Earlier in the year, in an effort to keep businesses in “hibernation” for six months rather than closing permanently, the Federal Government announced there would be a six-month moratorium on evicting commercial tenants who can’t afford their rent.
While there was initially some confusion over how this would work in practice, the Federal Government has since announced a mandatory commercial tenancies code to guide negotiations – not just around evictions but also around rental relief.
What rental relief is available to businesses?
Rental relief measures will be legislated and regulated in each State and Territory, but the overarching goal of the mandatory commercial tenancies code is for rental negotiations throughout this crisis to be undertaken in good faith. That means that businesses experiencing economic hardship will get rental relief, while those which are not impacted will be unable to seek an opportunistic rental reduction.
Businesses can negotiate for a reduction in rent or a deferral of payment, if they have turnover under $50 million, are eligible for JobKeeper and have experienced a 30% drop in revenue or more as a result of coronavirus.
Rent reductions must be proportional to the business’ revenue reduction and be achieved through waivers (up to 50%) and deferrals for up to 24 months. Businesses will need to provide proof to landlords to receive a reduction.

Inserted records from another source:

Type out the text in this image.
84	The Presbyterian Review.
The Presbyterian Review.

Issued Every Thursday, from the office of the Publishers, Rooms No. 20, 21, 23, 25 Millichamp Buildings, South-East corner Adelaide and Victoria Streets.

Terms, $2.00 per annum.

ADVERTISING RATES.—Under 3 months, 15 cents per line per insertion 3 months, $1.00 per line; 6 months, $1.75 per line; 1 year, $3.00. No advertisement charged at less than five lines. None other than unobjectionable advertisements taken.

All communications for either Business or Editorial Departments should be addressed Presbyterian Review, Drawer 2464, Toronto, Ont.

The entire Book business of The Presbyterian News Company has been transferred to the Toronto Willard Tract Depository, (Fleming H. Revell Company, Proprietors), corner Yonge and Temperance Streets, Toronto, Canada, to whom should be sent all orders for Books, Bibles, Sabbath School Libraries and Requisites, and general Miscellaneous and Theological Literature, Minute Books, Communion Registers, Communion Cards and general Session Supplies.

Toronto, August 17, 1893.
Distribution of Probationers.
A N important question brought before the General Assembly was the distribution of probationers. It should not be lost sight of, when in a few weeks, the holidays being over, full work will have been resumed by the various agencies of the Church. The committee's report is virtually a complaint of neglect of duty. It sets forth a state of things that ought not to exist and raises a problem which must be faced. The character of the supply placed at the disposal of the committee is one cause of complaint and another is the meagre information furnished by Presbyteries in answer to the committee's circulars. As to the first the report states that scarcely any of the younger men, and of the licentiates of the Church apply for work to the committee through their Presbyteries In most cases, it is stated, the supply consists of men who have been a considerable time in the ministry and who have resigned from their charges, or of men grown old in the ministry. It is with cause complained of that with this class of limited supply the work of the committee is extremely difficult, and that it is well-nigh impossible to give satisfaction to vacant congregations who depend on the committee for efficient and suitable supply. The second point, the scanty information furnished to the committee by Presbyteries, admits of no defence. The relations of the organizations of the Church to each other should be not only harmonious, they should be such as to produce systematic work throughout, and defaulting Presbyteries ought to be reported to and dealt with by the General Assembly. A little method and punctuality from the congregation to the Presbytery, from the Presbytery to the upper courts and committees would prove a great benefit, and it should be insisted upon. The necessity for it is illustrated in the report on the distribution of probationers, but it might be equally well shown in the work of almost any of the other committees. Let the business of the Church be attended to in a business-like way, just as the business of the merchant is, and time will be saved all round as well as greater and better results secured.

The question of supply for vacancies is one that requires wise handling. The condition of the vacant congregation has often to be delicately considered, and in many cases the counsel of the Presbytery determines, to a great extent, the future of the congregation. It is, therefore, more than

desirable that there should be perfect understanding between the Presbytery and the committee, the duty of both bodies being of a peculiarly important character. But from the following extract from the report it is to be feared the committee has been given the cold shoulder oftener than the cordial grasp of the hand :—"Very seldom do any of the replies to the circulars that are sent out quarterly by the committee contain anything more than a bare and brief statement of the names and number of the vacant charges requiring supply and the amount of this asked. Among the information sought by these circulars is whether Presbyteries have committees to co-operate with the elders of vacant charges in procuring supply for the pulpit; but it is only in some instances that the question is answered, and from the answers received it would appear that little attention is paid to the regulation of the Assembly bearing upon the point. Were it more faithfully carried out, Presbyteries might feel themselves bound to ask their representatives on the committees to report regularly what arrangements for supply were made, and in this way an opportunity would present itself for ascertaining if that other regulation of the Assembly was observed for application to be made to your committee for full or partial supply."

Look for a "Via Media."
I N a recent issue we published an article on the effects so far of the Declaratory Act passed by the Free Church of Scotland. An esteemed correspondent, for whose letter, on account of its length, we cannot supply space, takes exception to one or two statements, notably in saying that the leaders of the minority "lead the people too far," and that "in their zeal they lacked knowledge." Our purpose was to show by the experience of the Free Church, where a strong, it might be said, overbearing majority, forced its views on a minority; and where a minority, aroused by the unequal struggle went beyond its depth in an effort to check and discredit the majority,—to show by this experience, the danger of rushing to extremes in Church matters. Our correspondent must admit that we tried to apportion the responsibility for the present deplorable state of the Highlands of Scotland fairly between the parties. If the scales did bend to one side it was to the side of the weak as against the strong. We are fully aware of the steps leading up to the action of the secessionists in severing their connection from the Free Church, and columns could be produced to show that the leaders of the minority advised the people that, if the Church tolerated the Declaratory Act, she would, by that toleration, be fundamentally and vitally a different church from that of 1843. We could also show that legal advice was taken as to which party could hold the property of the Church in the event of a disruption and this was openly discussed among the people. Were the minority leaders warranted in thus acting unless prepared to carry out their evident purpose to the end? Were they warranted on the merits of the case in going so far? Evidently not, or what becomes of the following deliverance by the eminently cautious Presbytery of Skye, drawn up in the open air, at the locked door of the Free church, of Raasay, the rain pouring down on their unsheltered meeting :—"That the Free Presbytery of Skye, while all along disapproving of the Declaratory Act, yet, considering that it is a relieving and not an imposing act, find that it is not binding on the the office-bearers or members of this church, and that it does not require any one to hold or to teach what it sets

What if my business isn’t eligible under the code?
If your business doesn’t meet the requirements of the code but you are struggling to afford your rent, you will need to negotiate with your landlord. If you are close to the end of your lease you will be in a stronger bargaining position. Many landlords will be open to negotiate given they will find it difficult to locate an alternative tenant should you move on.
Approach your landlord in good faith and share proof of your financial situation. You may find it easier to negotiate a deferral rather than a reduction. Make sure any agreements made with your landlord are formalised in writing.
Will I still owe rent if my business closes?
If a business closes, the commercial lease remains valid. The business is still obliged to pay rent until the end of the lease term unless the lease has provisions for an early exit. For those that had negotiated a reduction, they will also owe any deferred rent.
Businesses may be able to negotiate with their landlord to surrender their lease, which is when both parties mutually agree to end the lease, if the landlord is open to it.
What happens once businesses need to pay back rent?
The code seemingly relies on the assumption that businesses currently experiencing economic hardship will bounce back and be in a position to repay any deferred rent within 24 months. While we can remain hopeful this may eventuate, it is probably more likely that the economy won’t return to pre COVID-19 conditions in that time.
Many businesses may cease operations while still owing the remainder of the rent for the lease term as well as deferred rent, with landlords unwilling to negotiate the surrender of the lease for fear of not being able to locate another tenant.
This could be a disastrous scenario for many businesses if it eventuates. What we may see is that the government will need to intervene once again to prevent another crisis emerging. It depends on how quickly the economy can be revived.
Will businesses choose not to rent office space in future?
We may see businesses which don’t require customer-facing premises, opt to not rent office space altogether. What the pandemic has revealed is that business can be undertaken from home quite successfully, so we may see a shift towards more businesses operating remotely. Some retail businesses may opt to shift to online only to keep costs down and take advantage of the surge in online shopping.
Rolf Howard is Managing Partner of Owen Hodge Lawyers. He has been in the legal practice since 1986 and a partner of Owen Hodge Lawyers since 1992. His major interest is to assist business owners and their financial advisers plan and implement strategies to build and exit from successful businesses.